In both the mini and regular lobster seasons, the lobster’s carapace must be larger than 3 inches, measured in the water. Those seeking lobster must carry a measuring device at all times. Violation of size restrictions is a second degree misdemeanor for the first offense, and a first degree misdemeanor for subsequent offenses. Each undersized lobster can lead to its own criminal charge, and a violation involving 100 or more undersized spiny lobsters can rise to the felony level.
The bag limit for mini season is 12 per person (for most of Florida) and the limit for regular season is 6 per person. Bag limit violations are misdemeanors with varying degrees of severity and punishment depending on the violator’s fish and wildlife record.
If restrictions on dates, size and quantity already seem overwhelming, then brace yourself for the following additional spiny lobster prohibitions:
- You cannot harvest spiny lobster without a recreational saltwater fishing license and a lobster permit.
- You cannot separate the tail from the body in the water.
- You cannot possess any eggbearing spiny lobster – or any other eggbearing species of lobster, for that matter.
- You cannot catch spiny lobster with any device that would puncture the exoskeleton or flesh.
- You cannot engage in recreational trapping.

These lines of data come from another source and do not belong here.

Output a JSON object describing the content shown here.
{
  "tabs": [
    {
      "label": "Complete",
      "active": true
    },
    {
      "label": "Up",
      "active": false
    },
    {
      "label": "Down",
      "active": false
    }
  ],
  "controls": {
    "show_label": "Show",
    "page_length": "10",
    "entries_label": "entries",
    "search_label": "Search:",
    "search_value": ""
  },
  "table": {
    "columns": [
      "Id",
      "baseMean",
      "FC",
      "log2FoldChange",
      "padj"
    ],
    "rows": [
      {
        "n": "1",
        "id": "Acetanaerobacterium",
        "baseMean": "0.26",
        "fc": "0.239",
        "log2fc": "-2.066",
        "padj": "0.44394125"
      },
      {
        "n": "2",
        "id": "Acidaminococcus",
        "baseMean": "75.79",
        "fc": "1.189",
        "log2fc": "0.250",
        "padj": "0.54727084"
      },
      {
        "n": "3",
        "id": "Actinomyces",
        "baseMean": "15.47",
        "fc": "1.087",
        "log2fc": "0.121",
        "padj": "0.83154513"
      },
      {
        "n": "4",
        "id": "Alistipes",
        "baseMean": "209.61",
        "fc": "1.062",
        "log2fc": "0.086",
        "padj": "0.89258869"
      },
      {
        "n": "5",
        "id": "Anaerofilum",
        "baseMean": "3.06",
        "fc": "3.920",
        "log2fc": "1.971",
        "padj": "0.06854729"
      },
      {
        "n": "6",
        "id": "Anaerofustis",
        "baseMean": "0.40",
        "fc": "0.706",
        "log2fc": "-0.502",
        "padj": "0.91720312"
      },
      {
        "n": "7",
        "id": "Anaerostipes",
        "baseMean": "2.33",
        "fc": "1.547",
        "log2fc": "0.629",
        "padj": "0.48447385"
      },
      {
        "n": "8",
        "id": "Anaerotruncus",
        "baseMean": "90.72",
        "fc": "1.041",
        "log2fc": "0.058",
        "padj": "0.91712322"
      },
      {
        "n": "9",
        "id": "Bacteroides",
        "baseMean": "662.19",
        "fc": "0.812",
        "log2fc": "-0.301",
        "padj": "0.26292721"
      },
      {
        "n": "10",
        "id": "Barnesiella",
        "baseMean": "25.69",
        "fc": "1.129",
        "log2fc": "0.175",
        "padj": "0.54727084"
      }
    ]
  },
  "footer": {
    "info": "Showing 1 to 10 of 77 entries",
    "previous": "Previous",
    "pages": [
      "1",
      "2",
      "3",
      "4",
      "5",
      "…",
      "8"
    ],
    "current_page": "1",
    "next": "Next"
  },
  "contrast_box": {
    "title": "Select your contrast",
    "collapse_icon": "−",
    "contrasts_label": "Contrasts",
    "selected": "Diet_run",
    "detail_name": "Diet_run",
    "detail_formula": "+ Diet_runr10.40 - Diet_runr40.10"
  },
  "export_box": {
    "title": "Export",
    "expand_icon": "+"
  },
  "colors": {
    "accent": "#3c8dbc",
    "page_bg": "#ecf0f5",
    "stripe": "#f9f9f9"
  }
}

Violations of the above-listed rules, for the most part, come with criminal penalties.
What to do if you’re facing a spiny lobster criminal violation
FWC officers don’t always let you in on the fact that you’re being criminally investigated. In many situations, officers tell you that “you are not under arrest at the moment” in order to elicit statements and admissions without having to read your Miranda rights.
If you’re facing a spiny lobster violation, DO NOT MAKE ANY STATEMENTS TO POLICE. Tell the FWC officers that you are not comfortable speaking until you have secured an attorney, and end the encounter as soon as possible. Remember, FWC officers ARE law enforcement officers, and they have the power to arrest and charge you.
You may be physically arrested or issued a Notice to Appear for a criminal proceeding. Regardless of the method of initiating an FWC criminal charge, you face potential jail time and high fines. A fish and wildlife criminal defense attorney can protect you from the worst case scenario and possibly even achieve the best case scenario (dismissal). In the same way that you should not speak with law enforcement during your FWC investigation, you should not handle the court process on your own. Any statement you make in court can also be used against you.